Jawa Timur Terima 360 Ribu Dosis Vaksin PMK
Rep: Dadang Kurnia/ Red: Fernan Rahadi
Vaksin hewan ternak khusus penyakit mulut dan kuku (PMK) telah tiba di Tanah Air, Ahad (12/6/2022) pukul 15.30 WIB. | Foto: Kementan
REPUBLIKA.CO.ID, SURABAYA -- Pemerintah Provinsi Jawa Timur telah menerima 360 ribu dosis vaksin untuk mengatasi wabah penyakit mulut dan kuku (PMK).

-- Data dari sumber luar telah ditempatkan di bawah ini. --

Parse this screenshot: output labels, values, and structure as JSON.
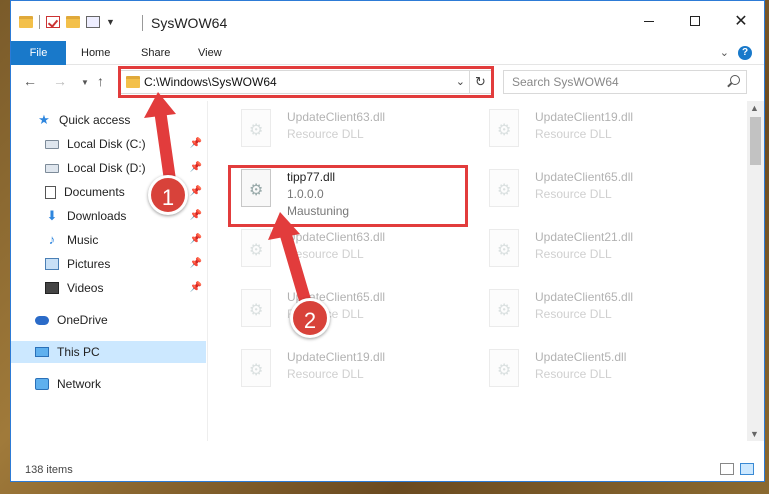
{
  "window": {
    "title": "SysWOW64",
    "controls": {
      "minimize": "minimize",
      "maximize": "maximize",
      "close": "✕"
    }
  },
  "ribbon": {
    "tabs": [
      "File",
      "Home",
      "Share",
      "View"
    ],
    "help": "?"
  },
  "nav": {
    "address": "C:\\Windows\\SysWOW64",
    "search_placeholder": "Search SysWOW64"
  },
  "sidebar": {
    "items": [
      {
        "label": "Quick access",
        "icon": "star-icon",
        "pinned": false
      },
      {
        "label": "Local Disk (C:)",
        "icon": "disk-icon",
        "pinned": true
      },
      {
        "label": "Local Disk (D:)",
        "icon": "disk-icon",
        "pinned": true
      },
      {
        "label": "Documents",
        "icon": "documents-icon",
        "pinned": true
      },
      {
        "label": "Downloads",
        "icon": "downloads-icon",
        "pinned": true
      },
      {
        "label": "Music",
        "icon": "music-icon",
        "pinned": true
      },
      {
        "label": "Pictures",
        "icon": "pictures-icon",
        "pinned": true
      },
      {
        "label": "Videos",
        "icon": "videos-icon",
        "pinned": true
      },
      {
        "label": "OneDrive",
        "icon": "onedrive-icon",
        "pinned": false
      },
      {
        "label": "This PC",
        "icon": "this-pc-icon",
        "pinned": false,
        "selected": true
      },
      {
        "label": "Network",
        "icon": "network-icon",
        "pinned": false
      }
    ]
  },
  "files": {
    "highlighted": {
      "name": "tipp77.dll",
      "version": "1.0.0.0",
      "company": "Maustuning"
    },
    "left_column": [
      {
        "name": "UpdateClient63.dll",
        "type": "Resource DLL"
      },
      {
        "name": "UpdateClient63.dll",
        "type": "Resource DLL"
      },
      {
        "name": "UpdateClient65.dll",
        "type": "Resource DLL"
      },
      {
        "name": "UpdateClient19.dll",
        "type": "Resource DLL"
      }
    ],
    "right_column": [
      {
        "name": "UpdateClient19.dll",
        "type": "Resource DLL"
      },
      {
        "name": "UpdateClient65.dll",
        "type": "Resource DLL"
      },
      {
        "name": "UpdateClient21.dll",
        "type": "Resource DLL"
      },
      {
        "name": "UpdateClient65.dll",
        "type": "Resource DLL"
      },
      {
        "name": "UpdateClient5.dll",
        "type": "Resource DLL"
      }
    ]
  },
  "status": {
    "count": "138 items"
  },
  "annotations": {
    "step1": "1",
    "step2": "2",
    "color": "#e23c3c"
  }
}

Kepala Pusat Veteriner Farma (Pusvetma) Edy Budi Susila menjelaskan, vaksin ini merupakan vaksin darurat yang didatangkan pemerintah pusat dari luar negeri sambil menunggu hasil vaksin yang sedang dikembangkan pihaknya.
Edy pun menjelaskan, Jatim mendapatkan jatah vaksin paling banyak dari pemerintah pusat dibanding daerah lainnya. Pemerintah pusat mendatangkan tiga juta dosis vaksin PMK dari luar negeri yang datang secara bertahap. Saat ini baru datang 800 ribu dosis.
"Jatim ini mendapatkan 360 ribu dosis. Ada mekanisme distribusi vaksin ini, yakni Dinas Peternakan Jatim ke Dinas Peternakan kabupaten/kota,” kata Edy, Jumat (24/6).
Edy mengingatkan, vaksin yang diterima harus selalu disimpan melalui rantai dingin dengan suhu 2 hingga 8 derajat, termasuk saat pendistribusian ke daerah-daerah. Edy mengatakan, menjelang perayaan Hari Raya Idul Adha, vaksin yang diterima akan diberikan kepada sapi-sapi yang sehat. Artinya, hewan-hewan ternak yang akan digunakan untuk kurban akan divaksin terlebih dulu.
“Vaksin ini diberikan secara gratis. Kalau ada yang memberikan obat tradisional, saya kurang begitu paham. Hanya saja logikanya obat tradisional ini kan bisa meningkatkan daya tahan tubuh, kalau daya tahan tubuh meningkat pasti akan sembuh," ujarnya.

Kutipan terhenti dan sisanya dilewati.